Having a single point of entry build automation solution could be for a bare metal developer workstation or it could be used with a developer virtual workstation. To better understand single point of entry build automation, let’s first consider how a build might work assuming any working development environment.

The java-rest-api project, the js-frontend project, the python-cli project, and the Terraform projects must all be built independently. That’s 5 different build entry points for a single system. Then, there is still the question of “Which dependencies are installed on the build server?”

What if your version of NodeJS is different than the build server’s version of NodeJS? What if your version of Terraform is different than the build server’s version of Terraform? What about your version of Maven or Gradle or Python?

Ex. Gradle as the Single Point of Entry

Both Maven and Gradle support the concept of multi-project builds. Consider the updated project structure below.

build.gradle
settings.gradle
gradlew
java-rest-api:
  build.gradle
python-cli:
  build.gradle
  setup.py
  requirements.txt
js-frontend:
  build.gradle
  package.json
tf-api-host:
  build.gradle
  terrafile
tf-frontend-host:
  build.gradle
  terrafile

What if we could create a multi-project build like the one above and build the whole thing using Gradle from the parent project? What if we could also ensure that the versions of Gradle, Node, Terraform and Python used were always consistent? With Gradle multi-project builds, a single command gradlew build at the root can build all the sub-projects. What build means can also be adjusted to suit the type of project.

As far as project and language support, there is a Gradle Wrapper, that ensures all builds use the same version of Gradle. Gradle also has an integration with Node & NPM that will ensure specific versions of Node & NPM are used. Similarly, there is also a Gradle plugin for building Python.

There is not, however, a Gradle plugin for building Terraform. But there is a Maven plugin for Terraform, which also publishes a Java API for Terraform that could be used with Gradle.

By going down this route, there is still an external dependency on Java (Gradle, after all, is a Java-based tool). Gradle can, however, validate that the correct version of Java is available as part of the build. And everything else (what software, which versions, etc.) is dependent upon the build configuration stored with the project, not the developer’s workstation and not the build server. The build configuration is checked into source control with the project. Where the source code goes, it goes.

Summary

Few things suck the productivity (and joy) out of software development like brittle build automation. It’s in everyone’s interest to ensure that building the system from top to bottom can be done quickly, easily and with as few external software dependencies as possible. One way to eliminate the burden of external software dependencies and to ensure a complete and functional development environment is to automate it through something like Vagrant.
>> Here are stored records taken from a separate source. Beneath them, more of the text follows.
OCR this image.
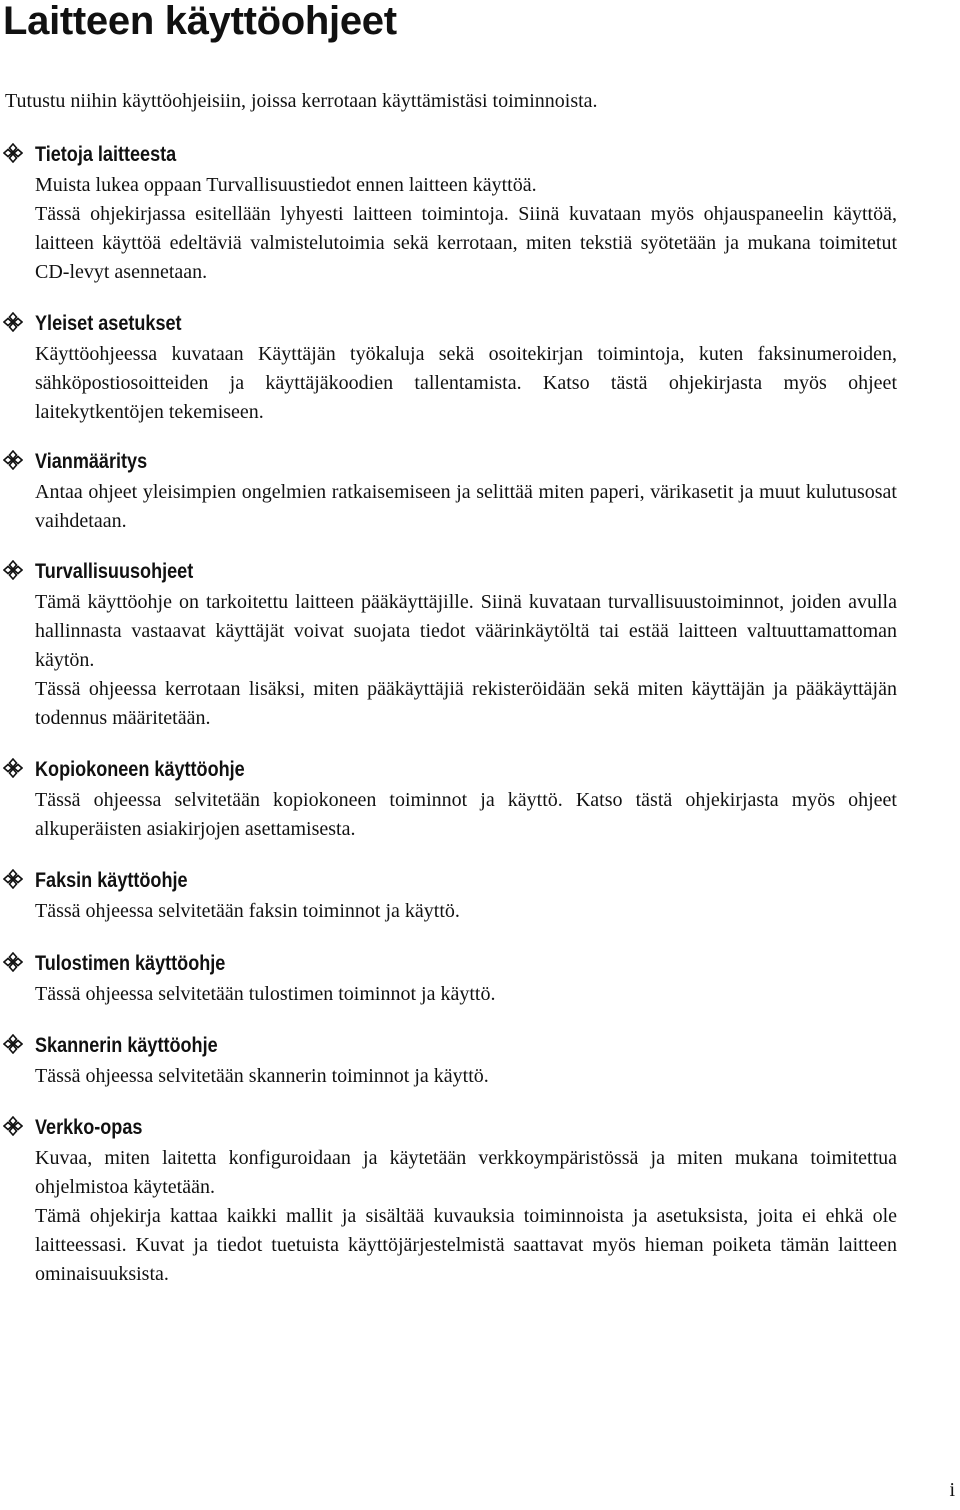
Laitteen käyttöohjeet

Tutustu niihin käyttöohjeisiin, joissa kerrotaan käyttämistäsi toiminnoista.

Tietoja laitteesta

Muista lukea oppaan Turvallisuustiedot ennen laitteen käyttöä.

Tässä ohjekirjassa esitellään lyhyesti laitteen toimintoja. Siinä kuvataan myös ohjauspaneelin käyttöä, laitteen käyttöä edeltäviä valmistelutoimia sekä kerrotaan, miten tekstiä syötetään ja mukana toimitetut CD-levyt asennetaan.

Yleiset asetukset

Käyttöohjeessa kuvataan Käyttäjän työkaluja sekä osoitekirjan toimintoja, kuten faksinumeroiden, sähköpostiosoitteiden ja käyttäjäkoodien tallentamista. Katso tästä ohjekirjasta myös ohjeet laitekytkentöjen tekemiseen.

Vianmääritys

Antaa ohjeet yleisimpien ongelmien ratkaisemiseen ja selittää miten paperi, värikasetit ja muut kulutusosat vaihdetaan.

Turvallisuusohjeet

Tämä käyttöohje on tarkoitettu laitteen pääkäyttäjille. Siinä kuvataan turvallisuustoiminnot, joiden avulla hallinnasta vastaavat käyttäjät voivat suojata tiedot väärinkäytöltä tai estää laitteen valtuuttamattoman käytön.

Tässä ohjeessa kerrotaan lisäksi, miten pääkäyttäjiä rekisteröidään sekä miten käyttäjän ja pääkäyttäjän todennus määritetään.

Kopiokoneen käyttöohje

Tässä ohjeessa selvitetään kopiokoneen toiminnot ja käyttö. Katso tästä ohjekirjasta myös ohjeet alkuperäisten asiakirjojen asettamisesta.

Faksin käyttöohje

Tässä ohjeessa selvitetään faksin toiminnot ja käyttö.

Tulostimen käyttöohje

Tässä ohjeessa selvitetään tulostimen toiminnot ja käyttö.

Skannerin käyttöohje

Tässä ohjeessa selvitetään skannerin toiminnot ja käyttö.

Verkko-opas

Kuvaa, miten laitetta konfiguroidaan ja käytetään verkkoympäristössä ja miten mukana toimitettua ohjelmistoa käytetään.

Tämä ohjekirja kattaa kaikki mallit ja sisältää kuvauksia toiminnoista ja asetuksista, joita ei ehkä ole laitteessasi. Kuvat ja tiedot tuetuista käyttöjärjestelmistä saattavat myös hieman poiketa tämän laitteen ominaisuuksista.

i
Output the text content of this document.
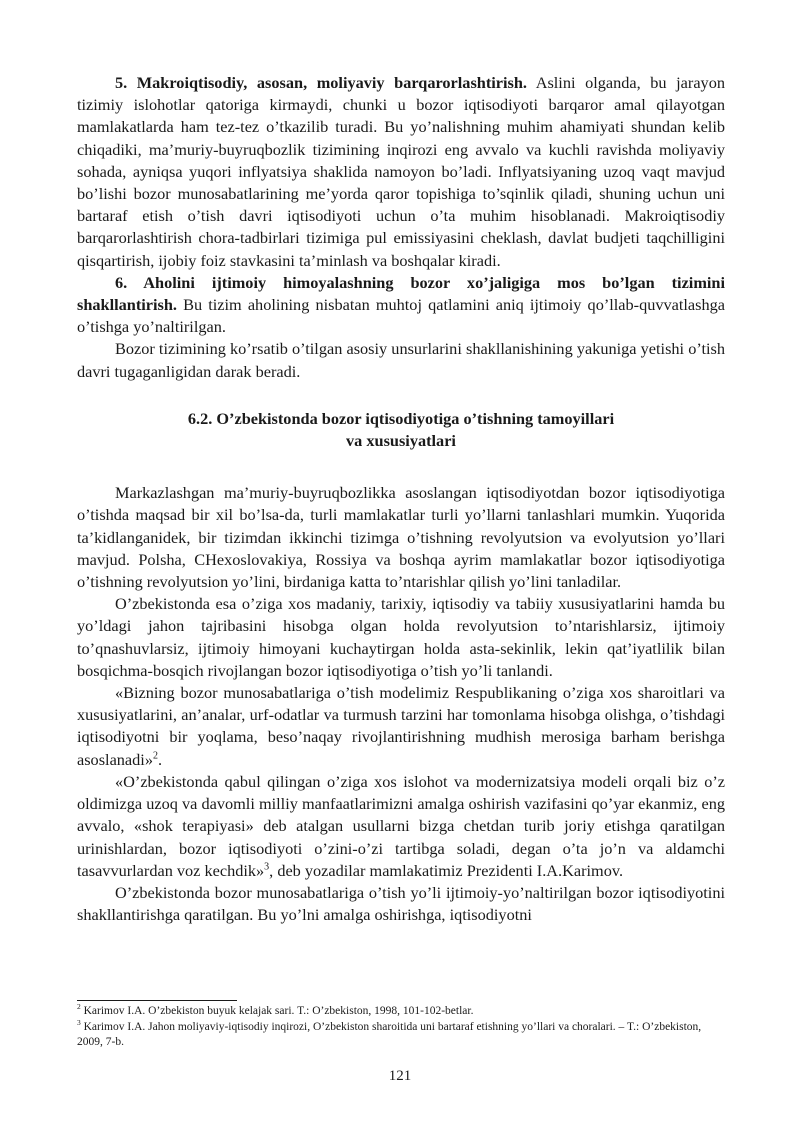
5. Makroiqtisodiy, asosan, moliyaviy barqarorlashtirish. Aslini olganda, bu jarayon tizimiy islohotlar qatoriga kirmaydi, chunki u bozor iqtisodiyoti barqaror amal qilayotgan mamlakatlarda ham tez-tez o’tkazilib turadi. Bu yo’nalishning muhim ahamiyati shundan kelib chiqadiki, ma’muriy-buyruqbozlik tizimining inqirozi eng avvalo va kuchli ravishda moliyaviy sohada, ayniqsa yuqori inflyatsiya shaklida namoyon bo’ladi. Inflyatsiyaning uzoq vaqt mavjud bo’lishi bozor munosabatlarining me’yorda qaror topishiga to’sqinlik qiladi, shuning uchun uni bartaraf etish o’tish davri iqtisodiyoti uchun o’ta muhim hisoblanadi. Makroiqtisodiy barqarorlashtirish chora-tadbirlari tizimiga pul emissiyasini cheklash, davlat budjeti taqchilligini qisqartirish, ijobiy foiz stavkasini ta’minlash va boshqalar kiradi.

6. Aholini ijtimoiy himoyalashning bozor xo’jaligiga mos bo’lgan tizimini shakllantirish. Bu tizim aholining nisbatan muhtoj qatlamini aniq ijtimoiy qo’llab-quvvatlashga o’tishga yo’naltirilgan.

Bozor tizimining ko’rsatib o’tilgan asosiy unsurlarini shakllanishining yakuniga yetishi o’tish davri tugaganligidan darak beradi.

6.2. O’zbekistonda bozor iqtisodiyotiga o’tishning tamoyillari
va xususiyatlari

Markazlashgan ma’muriy-buyruqbozlikka asoslangan iqtisodiyotdan bozor iqtisodiyotiga o’tishda maqsad bir xil bo’lsa-da, turli mamlakatlar turli yo’llarni tanlashlari mumkin. Yuqorida ta’kidlanganidek, bir tizimdan ikkinchi tizimga o’tishning revolyutsion va evolyutsion yo’llari mavjud. Polsha, CHexoslovakiya, Rossiya va boshqa ayrim mamlakatlar bozor iqtisodiyotiga o’tishning revolyutsion yo’lini, birdaniga katta to’ntarishlar qilish yo’lini tanladilar.

O’zbekistonda esa o’ziga xos madaniy, tarixiy, iqtisodiy va tabiiy xususiyatlarini hamda bu yo’ldagi jahon tajribasini hisobga olgan holda revolyutsion to’ntarishlarsiz, ijtimoiy to’qnashuvlarsiz, ijtimoiy himoyani kuchaytirgan holda asta-sekinlik, lekin qat’iyatlilik bilan bosqichma-bosqich rivojlangan bozor iqtisodiyotiga o’tish yo’li tanlandi.

«Bizning bozor munosabatlariga o’tish modelimiz Respublikaning o’ziga xos sharoitlari va xususiyatlarini, an’analar, urf-odatlar va turmush tarzini har tomonlama hisobga olishga, o’tishdagi iqtisodiyotni bir yoqlama, beso’naqay rivojlantirishning mudhish merosiga barham berishga asoslanadi»$^2$.

«O’zbekistonda qabul qilingan o’ziga xos islohot va modernizatsiya modeli orqali biz o’z oldimizga uzoq va davomli milliy manfaatlarimizni amalga oshirish vazifasini qo’yar ekanmiz, eng avvalo, «shok terapiyasi» deb atalgan usullarni bizga chetdan turib joriy etishga qaratilgan urinishlardan, bozor iqtisodiyoti o’zini-o’zi tartibga soladi, degan o’ta jo’n va aldamchi tasavvurlardan voz kechdik»$^3$, deb yozadilar mamlakatimiz Prezidenti I.A.Karimov.

O’zbekistonda bozor munosabatlariga o’tish yo’li ijtimoiy-yo’naltirilgan bozor iqtisodiyotini shakllantirishga qaratilgan. Bu yo’lni amalga oshirishga, iqtisodiyotni

$^2$ Karimov I.A. O’zbekiston buyuk kelajak sari. T.: O’zbekiston, 1998, 101-102-betlar.

$^3$ Karimov I.A. Jahon moliyaviy-iqtisodiy inqirozi, O’zbekiston sharoitida uni bartaraf etishning yo’llari va choralari. – T.: O’zbekiston, 2009, 7-b.

121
However, an automated development environment doesn’t eliminate the need for a “batteries included” build. Multi-project build organizations, and the appropriate use of wrappers and plugins can provide single point of entry build automation that can bootstrap its own software dependencies. Being able to clone a repo consisting of multiple projects, languages and technologies, and with a single command, reliably them all is both possible and reasonable.

Don’t you think the savings you can gain in time and frustration is well worth little effort required to make it happen?